Thursday, November 12, 2009

28 Weeks

So yeah, everyone at work seems to think I've grown overnight. I don't know if I've really gotten that much bigger recently, or if it's because I stopped bringing in my lap blanket. (They finally turned off the air conditioning in the building.)

Went to the mall last week and bought some maternity clothes - I only had 1 pair of long pants, and no sweaters that fit me, so that was fun. Can someone tell me why the waistbands of maternity pants are always navy blue? This really bothers me. Because if I'm wearing a shirt that doesn't correspond with navy, and some of the waistband peeks out, I can't just pass it off as an undershirt. But your only choices are navy blue and now (I think this is new) nude. The idea behind the nude waistband is that if some of it shows, it just looks like your skin. Which is just dandy, as long as you're white. Wasn't there an issue with the crayons a while back? And the band-aids? This just seems to me like a lawsuit waiting to happen. (I bought em anyway. Because, well, I really hate the navy blue ones. And I am white, after all.)

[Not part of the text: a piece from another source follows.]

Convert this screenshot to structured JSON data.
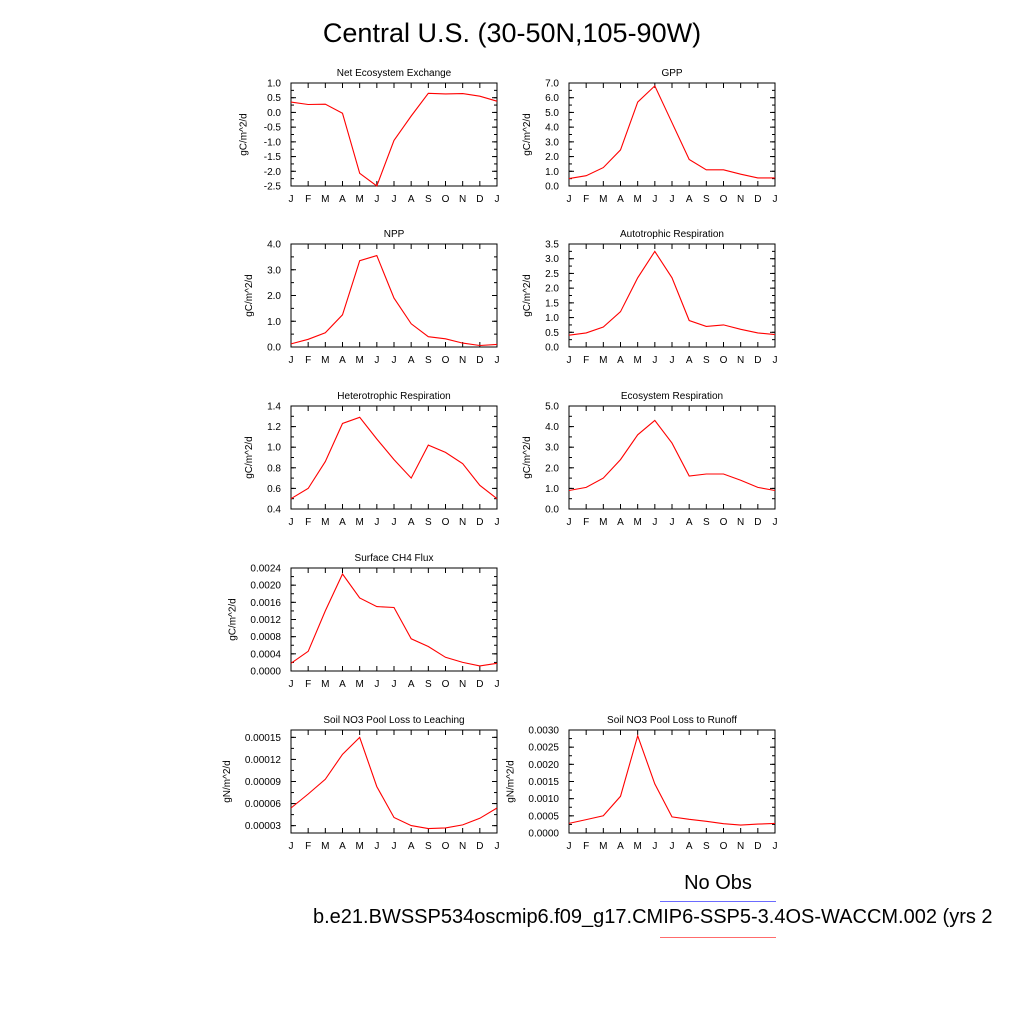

These pants come with specific instructions on how to put them on. Really? Can it really be that confusing? If I were raised by wolves, maybe I would need these instructions. But if I were raised by wolves, I probably wouldn't be at the mall shopping at Motherhood Maternity.

When you walk into this store, the staff cheerfully says "Welcome to Motherhood!" It's a little play on words, see. It bugged the crap out of me. I don't know why. They were very nice, attentive ladies and they were only doing their job. Although I was glad when someone showed up who needed to be measured for a bra, because that meant they stopped following me around. I considered buying a bra but the whole getting-felt-up-by-a-stranger-at-the-mall thing has never been appealing to me. And they would have insisted. That's just how attentive they were.

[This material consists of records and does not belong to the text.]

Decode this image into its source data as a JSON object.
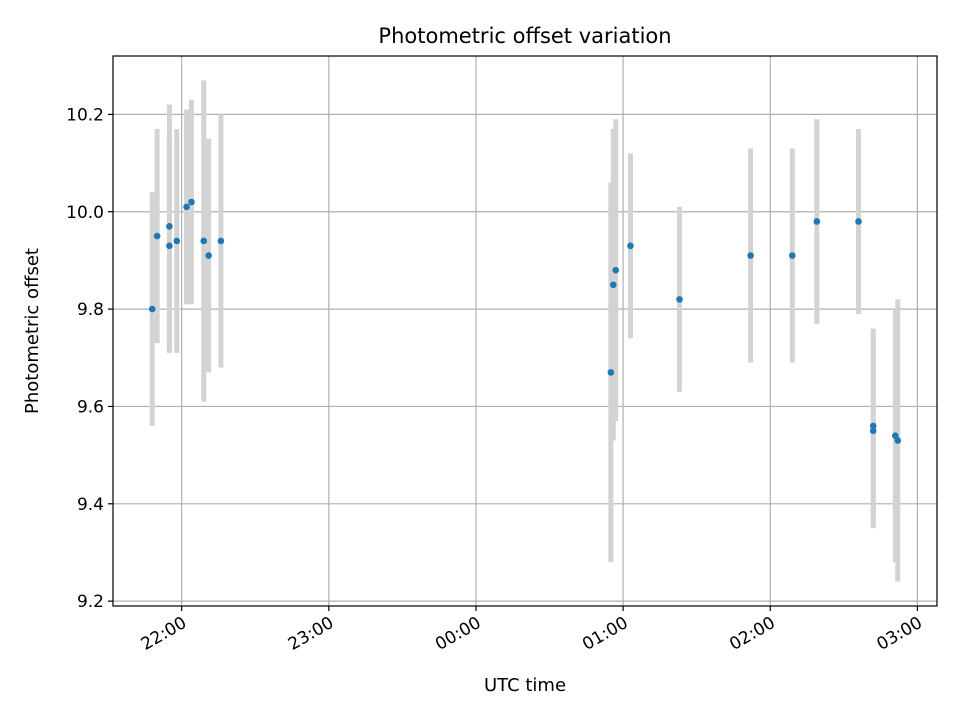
{
  "chart_data": {
    "type": "scatter",
    "title": "Photometric offset variation",
    "xlabel": "UTC time",
    "ylabel": "Photometric offset",
    "x_axis": {
      "kind": "time",
      "range": [
        "2000-01-01T21:32:00",
        "2000-01-02T03:08:00"
      ],
      "ticks": [
        {
          "t": "2000-01-01T22:00:00",
          "label": "22:00"
        },
        {
          "t": "2000-01-01T23:00:00",
          "label": "23:00"
        },
        {
          "t": "2000-01-02T00:00:00",
          "label": "00:00"
        },
        {
          "t": "2000-01-02T01:00:00",
          "label": "01:00"
        },
        {
          "t": "2000-01-02T02:00:00",
          "label": "02:00"
        },
        {
          "t": "2000-01-02T03:00:00",
          "label": "03:00"
        }
      ]
    },
    "y_axis": {
      "range": [
        9.19,
        10.32
      ],
      "ticks": [
        {
          "v": 9.2,
          "label": "9.2"
        },
        {
          "v": 9.4,
          "label": "9.4"
        },
        {
          "v": 9.6,
          "label": "9.6"
        },
        {
          "v": 9.8,
          "label": "9.8"
        },
        {
          "v": 10.0,
          "label": "10.0"
        },
        {
          "v": 10.2,
          "label": "10.2"
        }
      ]
    },
    "grid": true,
    "colors": {
      "point": "#1f77b4",
      "errorbar": "#d3d3d3",
      "grid": "#b0b0b0"
    },
    "points": [
      {
        "t": "2000-01-01T21:48:00",
        "y": 9.8,
        "err": 0.24
      },
      {
        "t": "2000-01-01T21:50:00",
        "y": 9.95,
        "err": 0.22
      },
      {
        "t": "2000-01-01T21:55:00",
        "y": 9.93,
        "err": 0.22
      },
      {
        "t": "2000-01-01T21:55:00",
        "y": 9.97,
        "err": 0.25
      },
      {
        "t": "2000-01-01T21:58:00",
        "y": 9.94,
        "err": 0.23
      },
      {
        "t": "2000-01-01T22:02:00",
        "y": 10.01,
        "err": 0.2
      },
      {
        "t": "2000-01-01T22:04:00",
        "y": 10.02,
        "err": 0.21
      },
      {
        "t": "2000-01-01T22:09:00",
        "y": 9.94,
        "err": 0.33
      },
      {
        "t": "2000-01-01T22:11:00",
        "y": 9.91,
        "err": 0.24
      },
      {
        "t": "2000-01-01T22:16:00",
        "y": 9.94,
        "err": 0.26
      },
      {
        "t": "2000-01-02T00:55:00",
        "y": 9.67,
        "err": 0.39
      },
      {
        "t": "2000-01-02T00:56:00",
        "y": 9.85,
        "err": 0.32
      },
      {
        "t": "2000-01-02T00:57:00",
        "y": 9.88,
        "err": 0.31
      },
      {
        "t": "2000-01-02T01:03:00",
        "y": 9.93,
        "err": 0.19
      },
      {
        "t": "2000-01-02T01:23:00",
        "y": 9.82,
        "err": 0.19
      },
      {
        "t": "2000-01-02T01:52:00",
        "y": 9.91,
        "err": 0.22
      },
      {
        "t": "2000-01-02T02:09:00",
        "y": 9.91,
        "err": 0.22
      },
      {
        "t": "2000-01-02T02:19:00",
        "y": 9.98,
        "err": 0.21
      },
      {
        "t": "2000-01-02T02:36:00",
        "y": 9.98,
        "err": 0.19
      },
      {
        "t": "2000-01-02T02:42:00",
        "y": 9.55,
        "err": 0.2
      },
      {
        "t": "2000-01-02T02:42:00",
        "y": 9.56,
        "err": 0.2
      },
      {
        "t": "2000-01-02T02:51:00",
        "y": 9.54,
        "err": 0.26
      },
      {
        "t": "2000-01-02T02:52:00",
        "y": 9.53,
        "err": 0.29
      }
    ]
  }
}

Tomorrow my cable gets hooked up. It took me two days of talking to various people at Time Warner Cable to convince them to sell me cable. They kept insisting that they were not the service provider in my area. All the other big companies insisted that they were, plus I had physical proof. ("Look, you guys have a van parked outside my building RIGHT NOW. Here, talk to Charlie.")

So if you don't hear from me for a few days, I've passed out under the influence of too many episodes of "A Baby Story".